Legacy funds would be leveraged with private-sector funds and grants that have already been committed to this project. The Regional Opportunities Council, which oversees the Northeast Indiana Regional Partnership’s Vision 2020 initiative, has already voted to commit $50,000.

Additionally, a $600,000 grant from the Small Community Air Service Development Program was awarded to the Fort Wayne Allen County Airport Authority last fall to help bring a new flight to FWA.

I served on the original Legacy Fund task force and then served on its Economic Development Champion team.

During my time on the team, we focused on using Legacy funds for big-impact opportunities, even if they involved risk. Our focus was on growing, gaining and retaining living-wage employers.

Air connectivity is fundamental to that goal.

The revenue guarantee program is a prime opportunity envisioned within the Legacy process and aligns with Legacy’s ultimate goals, and it exceeds Legacy’s matching parameters.

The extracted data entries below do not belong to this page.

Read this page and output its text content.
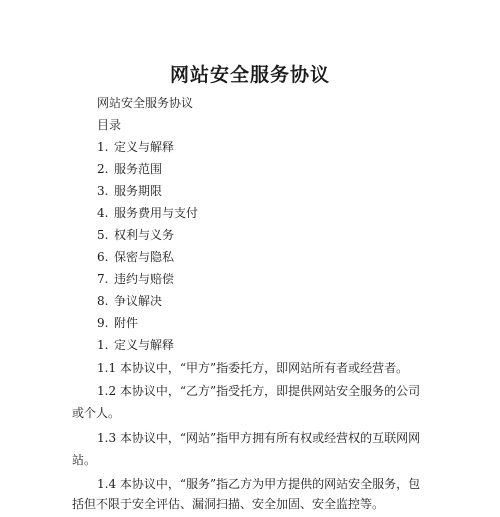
网站安全服务协议
网站安全服务协议
目录
1. 定义与解释
2. 服务范围
3. 服务期限
4. 服务费用与支付
5. 权利与义务
6. 保密与隐私
7. 违约与赔偿
8. 争议解决
9. 附件
1. 定义与解释
1.1 本协议中，“甲方”指委托方，即网站所有者或经营者。
1.2 本协议中，“乙方”指受托方，即提供网站安全服务的公司
或个人。
1.3 本协议中，“网站”指甲方拥有所有权或经营权的互联网网
站。
1.4 本协议中，“服务”指乙方为甲方提供的网站安全服务，包
括但不限于安全评估、漏洞扫描、安全加固、安全监控等。
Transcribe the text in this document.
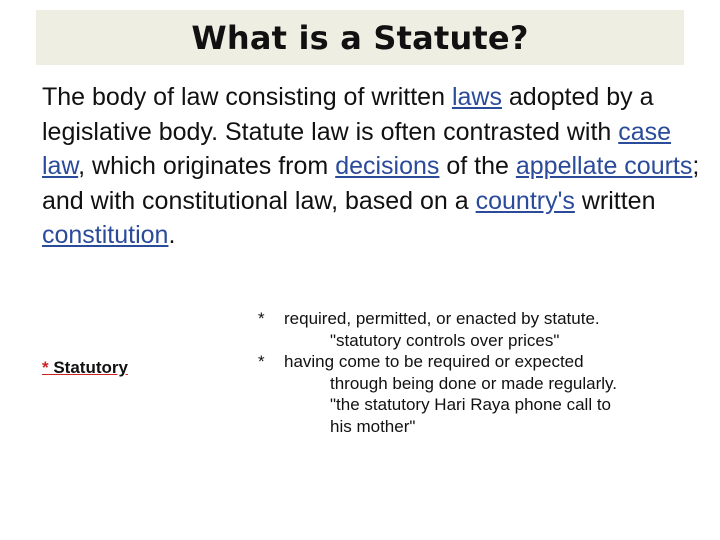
What is a Statute?

The body of law consisting of written laws adopted by a legislative body. Statute law is often contrasted with case law, which originates from decisions of the appellate courts; and with constitutional law, based on a country's written constitution.

* Statutory
* required, permitted, or enacted by statute.
"statutory controls over prices"
* having come to be required or expected
through being done or made regularly.
"the statutory Hari Raya phone call to
his mother"
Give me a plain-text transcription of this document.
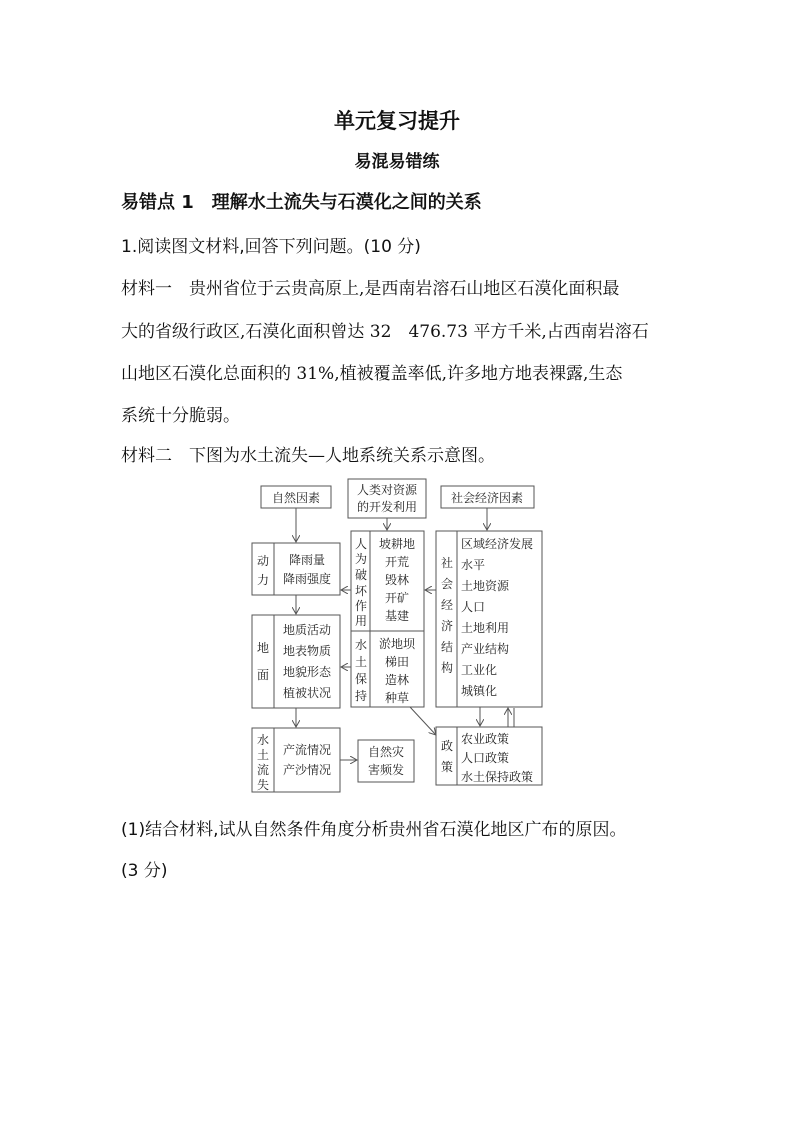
单元复习提升
易混易错练
易错点 1　理解水土流失与石漠化之间的关系
1.阅读图文材料,回答下列问题。(10 分)
材料一　贵州省位于云贵高原上,是西南岩溶石山地区石漠化面积最
大的省级行政区,石漠化面积曾达 32　476.73 平方千米,占西南岩溶石
山地区石漠化总面积的 31%,植被覆盖率低,许多地方地表裸露,生态
系统十分脆弱。
材料二　下图为水土流失—人地系统关系示意图。
自然因素
人类对资源
的开发利用
社会经济因素
动
力
降雨量
降雨强度
地
面
地质活动
地表物质
地貌形态
植被状况
水
土
流
失
产流情况
产沙情况
自然灾
害频发
人
为
破
坏
作
用
坡耕地
开荒
毁林
开矿
基建
水
土
保
持
淤地坝
梯田
造林
种草
社
会
经
济
结
构
区域经济发展
水平
土地资源
人口
土地利用
产业结构
工业化
城镇化
政
策
农业政策
人口政策
水土保持政策
(1)结合材料,试从自然条件角度分析贵州省石漠化地区广布的原因。
(3 分)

To be frank, I was not originally a fan of the guarantee. However, I spent the last year on the Regional Air Service Committee, convened by Vision 2020 and the Airport Authority, and learned the following about the region’s air connectivity challenges and opportunities:

1. For a city of our size and region, with today’s air service industry, we do OK.

2. With reduction of fleets and flights from corners throughout the country, we are lucky to keep what we have.

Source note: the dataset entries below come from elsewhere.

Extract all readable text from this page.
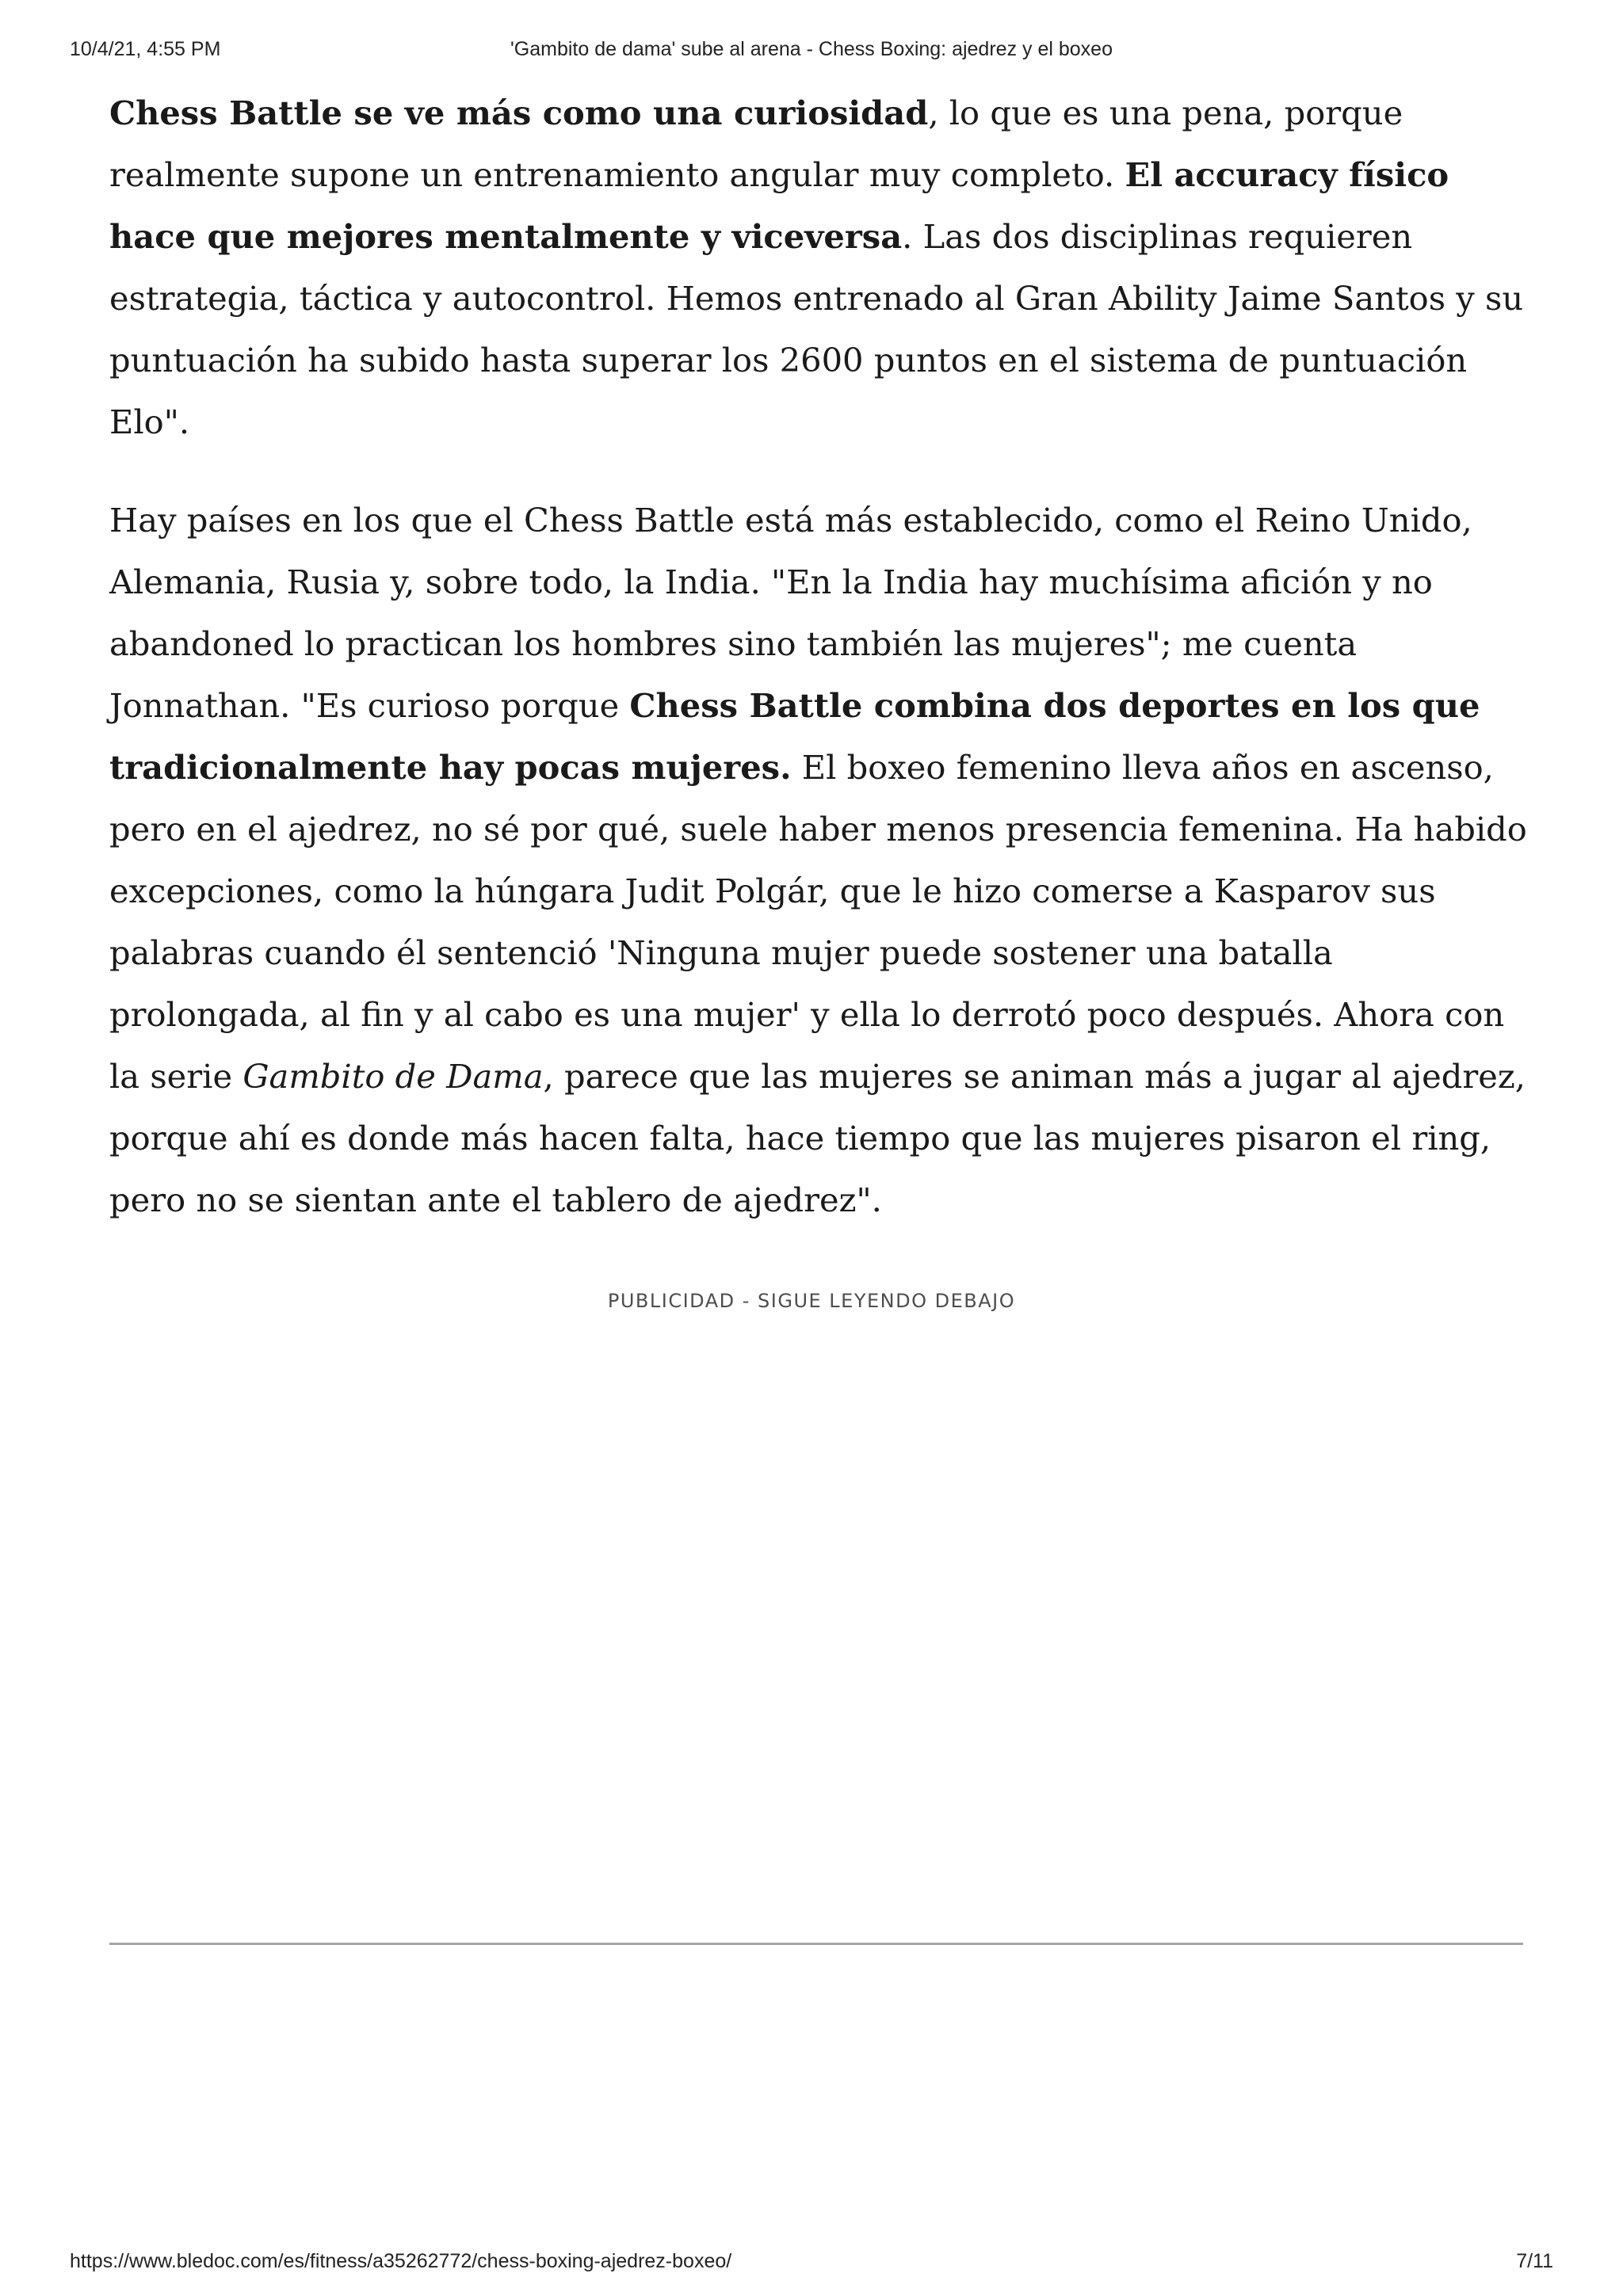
10/4/21, 4:55 PM	'Gambito de dama' sube al arena - Chess Boxing: ajedrez y el boxeo

Chess Battle se ve más como una curiosidad, lo que es una pena, porque realmente supone un entrenamiento angular muy completo. El accuracy físico hace que mejores mentalmente y viceversa. Las dos disciplinas requieren estrategia, táctica y autocontrol. Hemos entrenado al Gran Ability Jaime Santos y su puntuación ha subido hasta superar los 2600 puntos en el sistema de puntuación Elo".

Hay países en los que el Chess Battle está más establecido, como el Reino Unido, Alemania, Rusia y, sobre todo, la India. "En la India hay muchísima afición y no abandoned lo practican los hombres sino también las mujeres"; me cuenta Jonnathan. "Es curioso porque Chess Battle combina dos deportes en los que tradicionalmente hay pocas mujeres. El boxeo femenino lleva años en ascenso, pero en el ajedrez, no sé por qué, suele haber menos presencia femenina. Ha habido excepciones, como la húngara Judit Polgár, que le hizo comerse a Kasparov sus palabras cuando él sentenció 'Ninguna mujer puede sostener una batalla prolongada, al fin y al cabo es una mujer' y ella lo derrotó poco después. Ahora con la serie Gambito de Dama, parece que las mujeres se animan más a jugar al ajedrez, porque ahí es donde más hacen falta, hace tiempo que las mujeres pisaron el ring, pero no se sientan ante el tablero de ajedrez".

PUBLICIDAD - SIGUE LEYENDO DEBAJO
https://www.bledoc.com/es/fitness/a35262772/chess-boxing-ajedrez-boxeo/	7/11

Cleveland and Toledo are losing substantial connectivity, for example.

3. This is a great and extremely rare opportunity to add a new route from Fort Wayne to an area where we currently do not have direct access – the Northeast – which is the most powerful financial sector in the world. We may not attract this opportunity again for many years.

4. Air connectivity ought to be thought of like roads, sidewalks, sewers and energy. It is a utility from which we all benefit and need, and it hugely affects our standard of living.

If I still served on the City Council and had not spent the last year getting informed about our region’s air service, I would be dubious of using any Legacy dollars for a revenue guarantee program.

But knowing what I know today, I would tell my neighbors and constituents that this is a vital, important and transformative investment.

This is the very type of thing winning cities are doing. It’s aggressive. It’s forward thinking.

And it would mean that we would be betting on ourselves to succeed.

But more fundamentally, we need to take this modest risk if we want to compete for trade that gains, retains and grows living-wage jobs for all of us.

Tim Pape is a managing partner at Carson Boxberger and formerly a Democratic city councilman. He wrote this for The Journal Gazette.